According to Steven Green, assistant director with Facilities Operations, the department’s spending budget was reduced from $1.36 million in the 2007-2008 academic year to $1.304 million last academic year.

Mike Lang, campus landscape manager, said he had limited the use of the water truck and stopped mowing in some areas to compensate for the budget cuts.

Future

Livingood and other developers expect to consult the Campus Heritage Plan in the future before making any drastic changes to campus.

Among many other things, the plan identifies significant green space on campus and proposes treatment plans to preserve and restore the areas. Included in the report are Marvin Grove, Potter Lake, Jayhawk Boulevard and Prairie Acre ­­— all areas that could potentially be eligible for the National Register of Historic Places.

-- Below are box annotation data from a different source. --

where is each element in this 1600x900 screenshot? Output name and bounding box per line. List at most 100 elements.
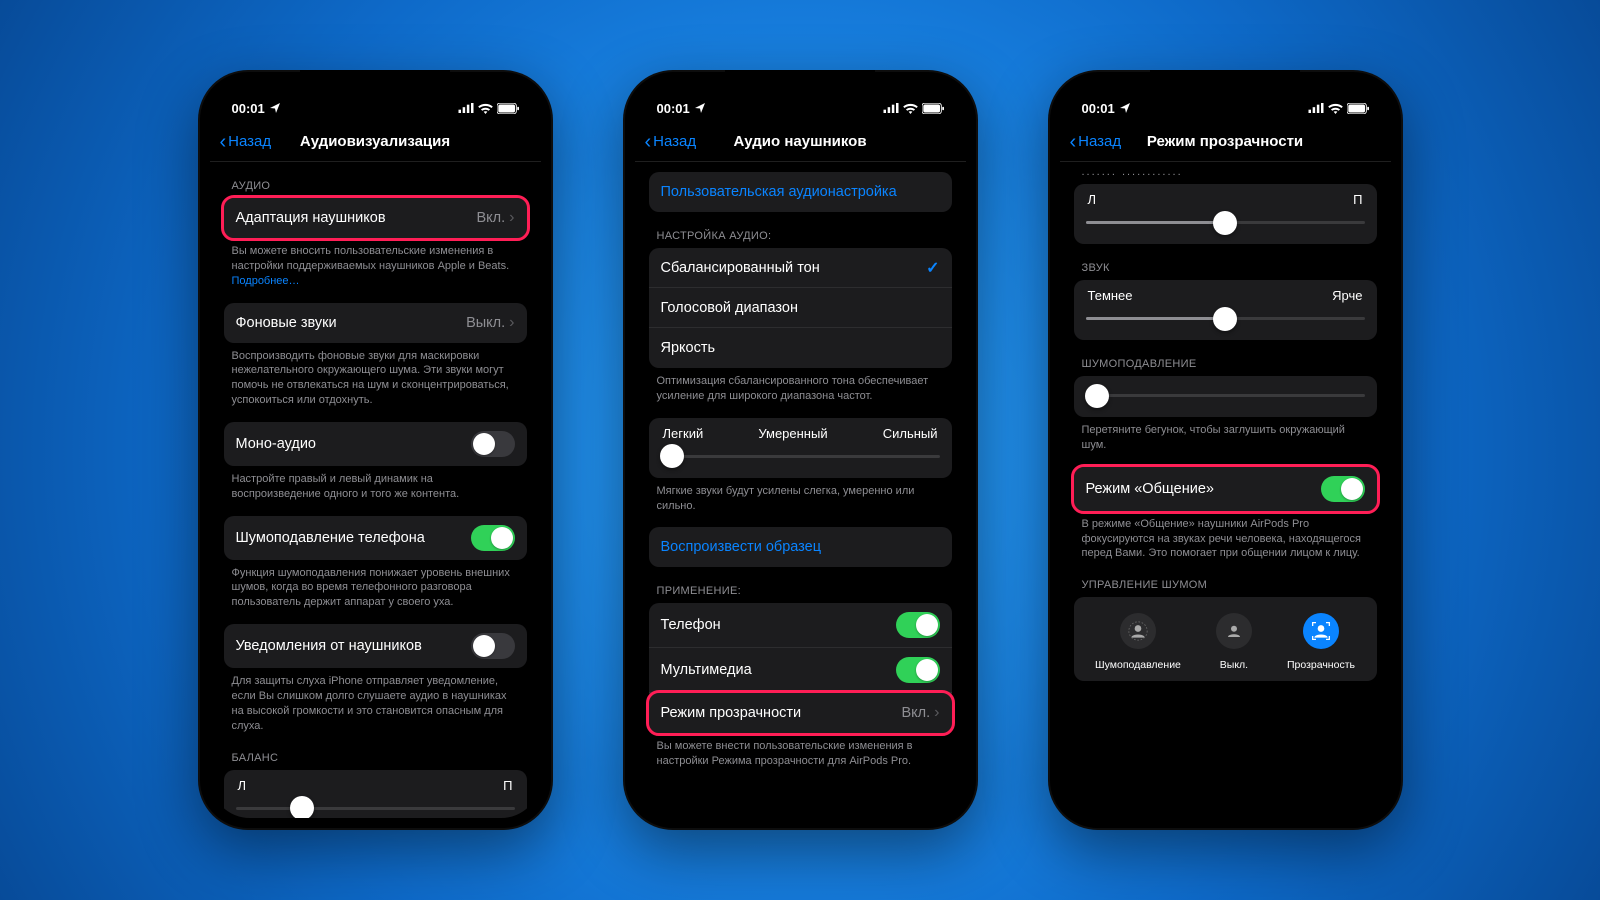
section-header-balance: БАЛАНС <box>224 734 527 770</box>
tone-slider[interactable] <box>1086 317 1365 320</box>
balance-right-label: П <box>1353 192 1362 207</box>
bg-sounds-group: Фоновые звуки Выкл. › <box>224 303 527 343</box>
scroll-content[interactable]: АУДИО Адаптация наушников Вкл. › Вы може… <box>210 162 541 818</box>
cellular-icon <box>458 103 474 113</box>
headphone-notif-group: Уведомления от наушников <box>224 624 527 668</box>
tone-group: Темнее Ярче <box>1074 280 1377 340</box>
chevron-right-icon: › <box>509 314 514 332</box>
phone-2-screen: 00:01 ‹ Назад Аудио наушников Пользовате… <box>635 82 966 818</box>
strength-strong-label: Сильный <box>883 426 938 441</box>
status-bar: 00:01 <box>210 82 541 122</box>
row-value: Вкл. <box>902 705 931 721</box>
page-title: Аудио наушников <box>733 133 866 150</box>
option-balanced-tone[interactable]: Сбалансированный тон ✓ <box>649 248 952 288</box>
status-icons <box>883 103 944 114</box>
phone-noise-cancel-group: Шумоподавление телефона <box>224 516 527 560</box>
apply-media-toggle[interactable] <box>896 657 940 683</box>
accom-footer: Вы можете вносить пользовательские измен… <box>224 238 527 289</box>
battery-icon <box>1347 103 1369 114</box>
bg-footer: Воспроизводить фоновые звуки для маскиро… <box>224 343 527 408</box>
headphone-notif-toggle[interactable] <box>471 633 515 659</box>
back-button[interactable]: ‹ Назад <box>220 132 272 152</box>
balance-right-label: П <box>503 778 512 793</box>
strength-slider-group: Легкий Умеренный Сильный <box>649 418 952 478</box>
section-header-tune: НАСТРОЙКА АУДИО: <box>649 212 952 248</box>
back-label: Назад <box>653 133 696 150</box>
off-icon <box>1216 613 1252 649</box>
row-value: Выкл. <box>466 315 505 331</box>
scroll-content[interactable]: ....... ............ Л П ЗВУК <box>1060 162 1391 818</box>
mode-transparency[interactable]: Прозрачность <box>1287 613 1355 671</box>
location-icon <box>694 102 706 114</box>
status-bar: 00:01 <box>1060 82 1391 122</box>
mono-audio-toggle[interactable] <box>471 431 515 457</box>
tune-options-group: Сбалансированный тон ✓ Голосовой диапазо… <box>649 248 952 368</box>
apply-phone-toggle[interactable] <box>896 612 940 638</box>
option-vocal-range[interactable]: Голосовой диапазон <box>649 288 952 328</box>
background-sounds-row[interactable]: Фоновые звуки Выкл. › <box>224 303 527 343</box>
checkmark-icon: ✓ <box>926 258 939 278</box>
back-button[interactable]: ‹ Назад <box>645 132 697 152</box>
row-label: Моно-аудио <box>236 436 317 452</box>
apply-media-row: Мультимедиа <box>649 648 952 693</box>
headphone-accommodations-row[interactable]: Адаптация наушников Вкл. › <box>224 198 527 238</box>
headphone-accommodations-group: Адаптация наушников Вкл. › <box>224 198 527 238</box>
battery-icon <box>922 103 944 114</box>
status-time: 00:01 <box>1082 101 1115 116</box>
balance-group: Л П <box>224 770 527 819</box>
transparency-icon <box>1303 613 1339 649</box>
location-icon <box>269 102 281 114</box>
conversation-boost-row: Режим «Общение» <box>1074 467 1377 511</box>
custom-audio-setup-row[interactable]: Пользовательская аудионастройка <box>649 172 952 212</box>
notif-footer: Для защиты слуха iPhone отправляет уведо… <box>224 668 527 733</box>
phone-1-frame: 00:01 ‹ Назад Аудиовизуализация АУДИО Ад… <box>198 70 553 830</box>
phone-2-frame: 00:01 ‹ Назад Аудио наушников Пользовате… <box>623 70 978 830</box>
play-sample-group: Воспроизвести образец <box>649 527 952 567</box>
phone-1-screen: 00:01 ‹ Назад Аудиовизуализация АУДИО Ад… <box>210 82 541 818</box>
tune-footer: Оптимизация сбалансированного тона обесп… <box>649 368 952 404</box>
status-icons <box>458 103 519 114</box>
mono-footer: Настройте правый и левый динамик на восп… <box>224 466 527 502</box>
learn-more-link[interactable]: Подробнее… <box>232 275 300 287</box>
transparency-mode-row[interactable]: Режим прозрачности Вкл. › <box>649 693 952 733</box>
section-header-noise: ШУМОПОДАВЛЕНИЕ <box>1074 340 1377 376</box>
row-label: Фоновые звуки <box>236 315 337 331</box>
chevron-right-icon: › <box>509 209 514 227</box>
tone-bright-label: Ярче <box>1332 288 1362 303</box>
trans-footer: Вы можете внести пользовательские измене… <box>649 733 952 769</box>
strength-moderate-label: Умеренный <box>758 426 827 441</box>
row-label: Шумоподавление телефона <box>236 530 425 546</box>
section-header-audio: АУДИО <box>224 162 527 198</box>
section-header-apply: ПРИМЕНЕНИЕ: <box>649 567 952 603</box>
mode-noise-cancellation[interactable]: Шумоподавление <box>1095 613 1181 671</box>
balance-slider[interactable] <box>236 807 515 810</box>
noise-footer: Перетяните бегунок, чтобы заглушить окру… <box>1074 417 1377 453</box>
back-button[interactable]: ‹ Назад <box>1070 132 1122 152</box>
conversation-boost-toggle[interactable] <box>1321 476 1365 502</box>
option-brightness[interactable]: Яркость <box>649 328 952 368</box>
wifi-icon <box>903 103 918 114</box>
noise-footer: Функция шумоподавления понижает уровень … <box>224 560 527 611</box>
nav-bar: ‹ Назад Аудио наушников <box>635 122 966 162</box>
apply-phone-row: Телефон <box>649 603 952 648</box>
row-label: Адаптация наушников <box>236 210 386 226</box>
play-sample-row[interactable]: Воспроизвести образец <box>649 527 952 567</box>
cellular-icon <box>883 103 899 113</box>
play-sample-link: Воспроизвести образец <box>661 539 822 555</box>
status-bar: 00:01 <box>635 82 966 122</box>
row-label: Уведомления от наушников <box>236 638 422 654</box>
phone-noise-cancel-toggle[interactable] <box>471 525 515 551</box>
balance-left-label: Л <box>1088 192 1097 207</box>
phone-noise-cancel-row: Шумоподавление телефона <box>224 516 527 560</box>
strength-slider[interactable] <box>661 455 940 458</box>
row-value: Вкл. <box>477 210 506 226</box>
back-label: Назад <box>1078 133 1121 150</box>
mode-off[interactable]: Выкл. <box>1216 613 1252 671</box>
custom-setup-link: Пользовательская аудионастройка <box>661 184 897 200</box>
ambient-reduction-slider[interactable] <box>1086 394 1365 397</box>
page-title: Режим прозрачности <box>1147 133 1303 150</box>
ambient-reduction-group <box>1074 376 1377 417</box>
transparency-balance-slider[interactable] <box>1086 221 1365 224</box>
status-icons <box>1308 103 1369 114</box>
scroll-content[interactable]: Пользовательская аудионастройка НАСТРОЙК… <box>635 162 966 818</box>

Livingood said she hoped to get areas on the registry because development on the land would have to go through a lengthy process before approval.

And several people agree — without the trees of Marvin Grove or the tranquility of Potter Lake, campus would seem like a different place.

“When you’ve got that kind of institutional memory with all of your alumni, that’s something you’d like to preserve, something you’d like to keep,” Livingood said. “It’s very much a part of KU and a very important part of KU.”